L’HOMME ET LE SOLEIL

Max se réveille, respire et ouvre prudemment les yeux. Ce réflexe innocent tourne soudainement à la douleur dans sa tête, son estomac et sa vessie. Dans la pénombre, il regarde sa montre. Il est 6h30. Il sait que c’est l’heure d’aller au travail et cette pensée éclate en étincelles de désespoir : Max est gardien de prison. C’est le pire travail qu’il ait trouvé. Il sait qu’il est un homme honnête et raisonnable, mais ses jours passent à regarder des voleurs, des assassins et des pervers. Il ne peut pas se permettre de perdre sa place et il vit avec son jeune frère, Alexei. Alors qu’il s’assied dans son lit, il a un vague souvenir d’un après-midi passé à boire de la bière, puis de la vodka, avec Alexei au café en plein air voisin. C’est tout ce dont il se souvient. Il n’a aucune raison d’essayer de s’en rappeler davantage.

Si on parle de Max à son entourage, ils répondront que c’est un perdant, un imbécile et un ivrogne. La seule personne qui ne partage pas cette opinion est Max lui-même. Il pense être malin, un bel homme à l’esprit vif, charmant et qui serait un bon parti pour une femme d’affaires. Il reconnaît trop boire par moment, bien qu’il sache que l’alcool n’est pas un problème.

Après avoir revêtu son uniforme, il se regarde dans le miroir et voit son visage flasque. Il renifle sa propre haleine et se sent chancelant. Il est encore ivre. “Pourquoi suis-je encore saoul ?” se demande-t-il. Puis il se penche vers le miroir pour se voir de plus près. Les choses ne sont pas comme d’habitude aujourd’hui.

Max marche lentement vers la prison et son travail. Bien que son travail soit à quelques minutes, il est souvent en retard. Le problème est qu’il doit passer par le café en plein air et ce n’est pas facile, surtout après le jour de la paye, quand Max a de l'argent liquide en poche. Il souhaite que son chemin ne le conduise pas par le café, mais il n’y a qu’une seule route. Il s’arrête au bord de la route et se dit : "Je dois passer rapidement. Je ne m'arrêterai pas pour une bouteille de bière." Il pense à cette journée du mois dernier où il n'avait pas réussi à travailler parce qu'il y avait toujours une bouteille à boire.

Alors qu'il se tient sur le bas-côté de la route, il regarde l'horizon et il voit le bord du soleil. Un instant, il pense à l'éternelle question de savoir si le Soleil tourne autour de la Terre ou bien si la Terre tourne autour du Soleil. Il ne peut que penser à cette question. Son esprit étriqué ne peut lui fournir une réponse. Il est à quelques minutes de son travail, à regarder l'horizon et tout ce qu'il peut faire c'est se geler alors que les grandes questions de la vie dansent dans sa tête.

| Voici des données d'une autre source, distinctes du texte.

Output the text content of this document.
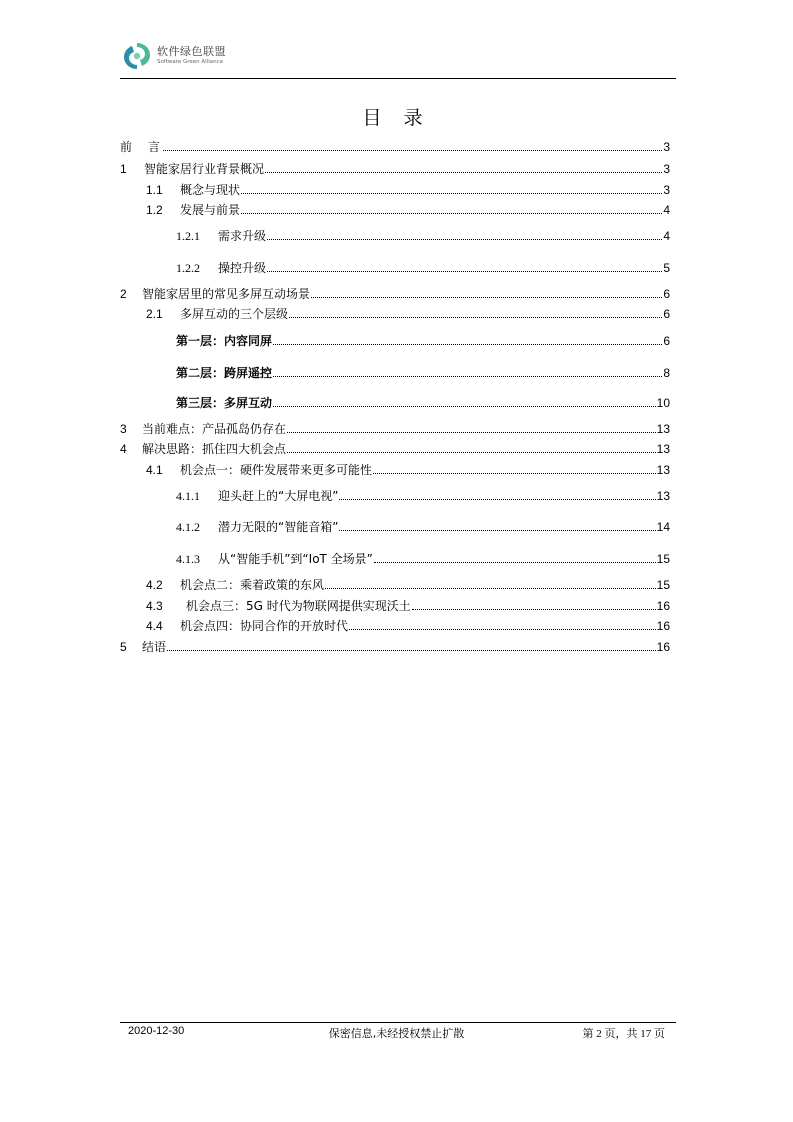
软件绿色联盟
Software Green Alliance
目 录
前　言	3
1	智能家居行业背景概况	3
1.1	概念与现状	3
1.2	发展与前景	4
1.2.1	需求升级	4
1.2.2	操控升级	5
2	智能家居里的常见多屏互动场景	6
2.1	多屏互动的三个层级	6
第一层：内容同屏	6
第二层：跨屏遥控	8
第三层：多屏互动	10
3	当前难点：产品孤岛仍存在	13
4	解决思路：抓住四大机会点	13
4.1	机会点一：硬件发展带来更多可能性	13
4.1.1	迎头赶上的“大屏电视”	13
4.1.2	潜力无限的“智能音箱”	14
4.1.3	从“智能手机”到“IoT 全场景”	15
4.2	机会点二：乘着政策的东风	15
4.3	机会点三：5G 时代为物联网提供实现沃土	16
4.4	机会点四：协同合作的开放时代	16
5	结语	16
2020-12-30	保密信息,未经授权禁止扩散	第 2 页，共 17 页
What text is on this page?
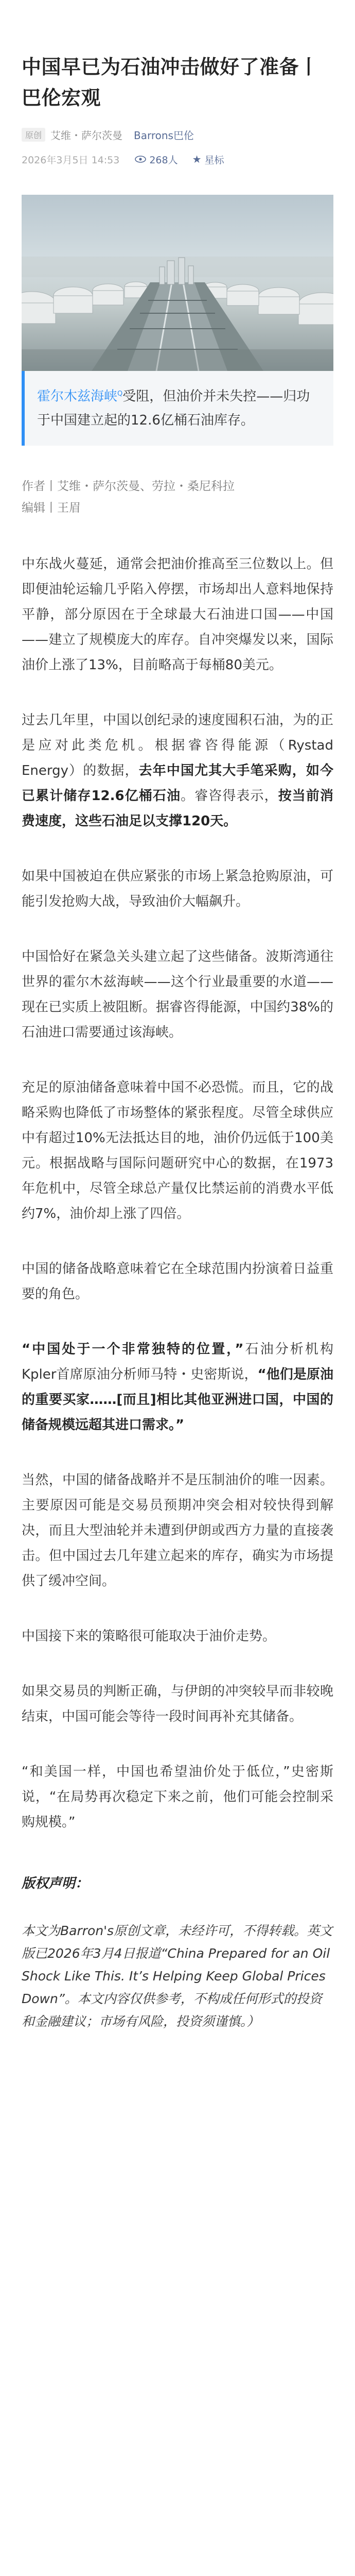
中国早已为石油冲击做好了准备丨巴伦宏观
原创 艾维・萨尔茨曼 Barrons巴伦
2026年3月5日 14:53	268人 ★ 星标
霍尔木兹海峡$^Q$受阻，但油价并未失控——归功于中国建立起的12.6亿桶石油库存。
作者丨艾维・萨尔茨曼、劳拉・桑尼科拉
编辑丨王眉

中东战火蔓延，通常会把油价推高至三位数以上。但即便油轮运输几乎陷入停摆，市场却出人意料地保持平静，部分原因在于全球最大石油进口国——中国——建立了规模庞大的库存。自冲突爆发以来，国际油价上涨了13%，目前略高于每桶80美元。

过去几年里，中国以创纪录的速度囤积石油，为的正是应对此类危机。根据睿咨得能源（Rystad Energy）的数据，去年中国尤其大手笔采购，如今已累计储存12.6亿桶石油。睿咨得表示，按当前消费速度，这些石油足以支撑120天。

如果中国被迫在供应紧张的市场上紧急抢购原油，可能引发抢购大战，导致油价大幅飙升。

中国恰好在紧急关头建立起了这些储备。波斯湾通往世界的霍尔木兹海峡——这个行业最重要的水道——现在已实质上被阻断。据睿咨得能源，中国约38%的石油进口需要通过该海峡。

充足的原油储备意味着中国不必恐慌。而且，它的战略采购也降低了市场整体的紧张程度。尽管全球供应中有超过10%无法抵达目的地，油价仍远低于100美元。根据战略与国际问题研究中心的数据，在1973年危机中，尽管全球总产量仅比禁运前的消费水平低约7%，油价却上涨了四倍。

中国的储备战略意味着它在全球范围内扮演着日益重要的角色。

“中国处于一个非常独特的位置，”石油分析机构Kpler首席原油分析师马特・史密斯说，“他们是原油的重要买家……[而且]相比其他亚洲进口国，中国的储备规模远超其进口需求。”

当然，中国的储备战略并不是压制油价的唯一因素。主要原因可能是交易员预期冲突会相对较快得到解决，而且大型油轮并未遭到伊朗或西方力量的直接袭击。但中国过去几年建立起来的库存，确实为市场提供了缓冲空间。

中国接下来的策略很可能取决于油价走势。

如果交易员的判断正确，与伊朗的冲突较早而非较晚结束，中国可能会等待一段时间再补充其储备。

“和美国一样，中国也希望油价处于低位，”史密斯说，“在局势再次稳定下来之前，他们可能会控制采购规模。”

版权声明：
本文为Barron's原创文章，未经许可，不得转载。英文版已2026年3月4日报道“China Prepared for an Oil Shock Like This. It’s Helping Keep Global Prices Down”。本文内容仅供参考，不构成任何形式的投资和金融建议；市场有风险，投资须谨慎。）
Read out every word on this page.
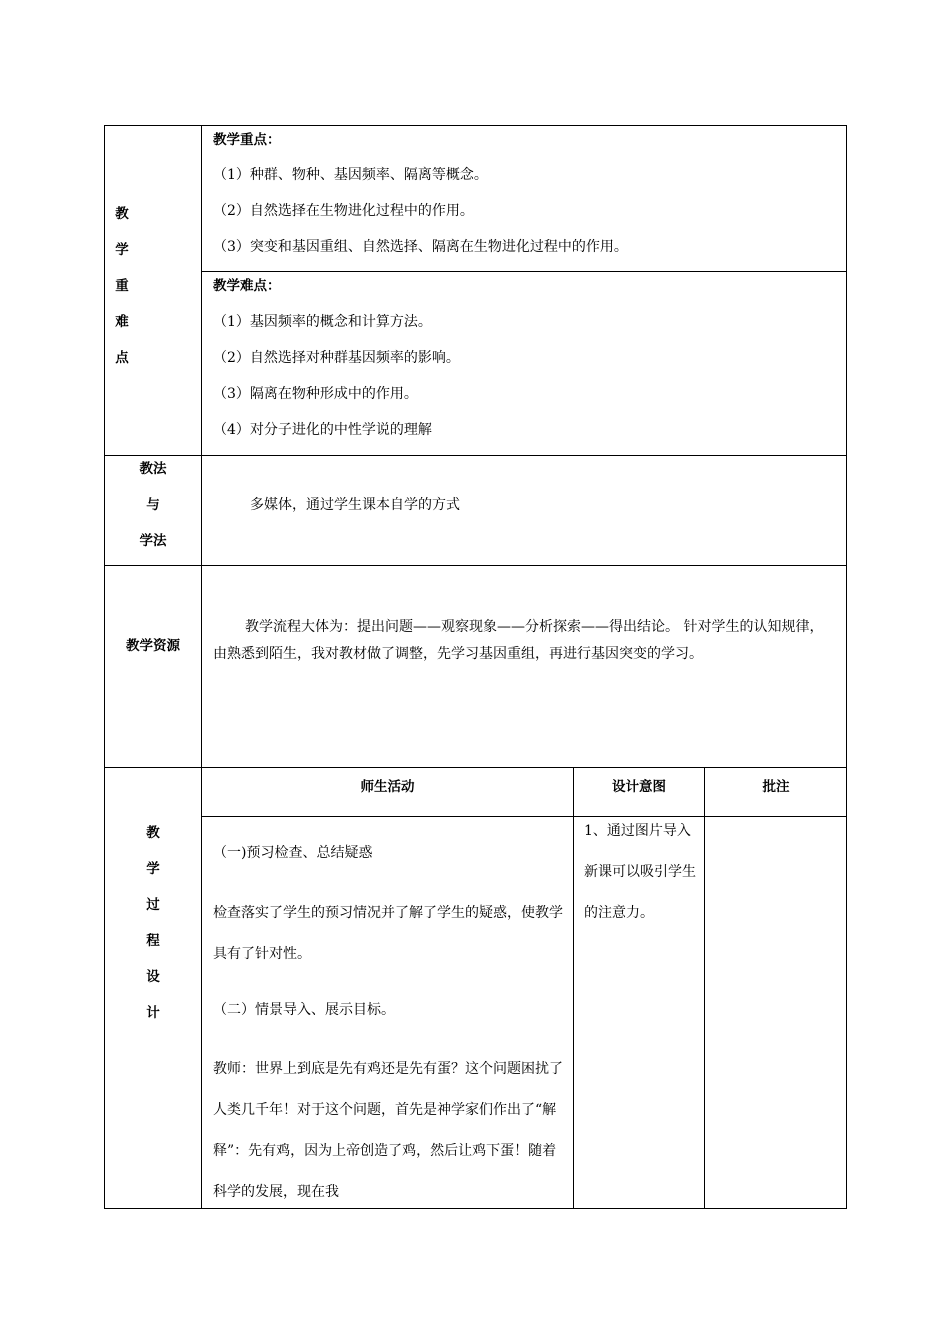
教
学
重
难
点
教学重点：
（1）种群、物种、基因频率、隔离等概念。
（2）自然选择在生物进化过程中的作用。
（3）突变和基因重组、自然选择、隔离在生物进化过程中的作用。
教学难点：
（1）基因频率的概念和计算方法。
（2）自然选择对种群基因频率的影响。
（3）隔离在物种形成中的作用。
（4）对分子进化的中性学说的理解
教法
与
学法
多媒体，通过学生课本自学的方式
教学资源
教学流程大体为：提出问题——观察现象——分析探索——得出结论。 针对学生的认知规律，由熟悉到陌生，我对教材做了调整，先学习基因重组，再进行基因突变的学习。
教
学
过
程
设
计
师生活动	设计意图	批注
（一)预习检查、总结疑惑
检查落实了学生的预习情况并了解了学生的疑惑，使教学具有了针对性。
（二）情景导入、展示目标。
教师：世界上到底是先有鸡还是先有蛋？这个问题困扰了人类几千年！对于这个问题，首先是神学家们作出了“解释”：先有鸡，因为上帝创造了鸡，然后让鸡下蛋！随着科学的发展，现在我
1、通过图片导入新课可以吸引学生的注意力。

Puis la confusion s'empare de lui. Quelque chose ne va pas avec le soleil. Quel est le problème ? Le soleil est le soleil, le même immuable corps céleste qu'il voit tous les jours. Mais aujourd'hui, quelque chose ne va assurément pas avec le soleil. Quelque chose ne va pas avec les gens. Et quelque chose ne va pas avec la lumière de la rue.

Max a envie de courir au café et boire une rivière de bière et de vodka pour éloigner ce terrible sentiment. "Tout est fou et à l'envers. Comment puis-je marcher sans m'arrêter prendre une seule bière pour calmer mon esprit ? Comment vais-je me rendre à temps à mon travail ?" Il est haletant.

Plissant des yeux sur l'horizon, il regarde le soleil, à son horreur, il réalise inopinément que le soleil a inversé sa route. Le temps s'écoule à l'envers. Le soleil ne se lève pas. Il se couche. Ce n'est pas le matin. C'est le soir. Puis, comme révélé par un vol d'anges, tout tombe en place et l'univers est de nouveau en accord.

"J'ai seulement dormi quelques heures," pense-t-il. "C'est pourquoi je suis encore ivre ! Alexei et moi avons bu et je suis allé faire une sieste à la maison !"

Jamais un prisonnier en remise de peine n'a ressenti une telle liberté. Jamais un enfant n'a été plus heureux avec un cadeau. Le fardeau de Max s'évanouit comme la vapeur échappée d'une bouilloire. Sa réalité est maintenant une affirmation infinie de liberté. Max rit joyeusement et marche à grands pas, souriant, vers le café et une bonne nuit de beuverie virile.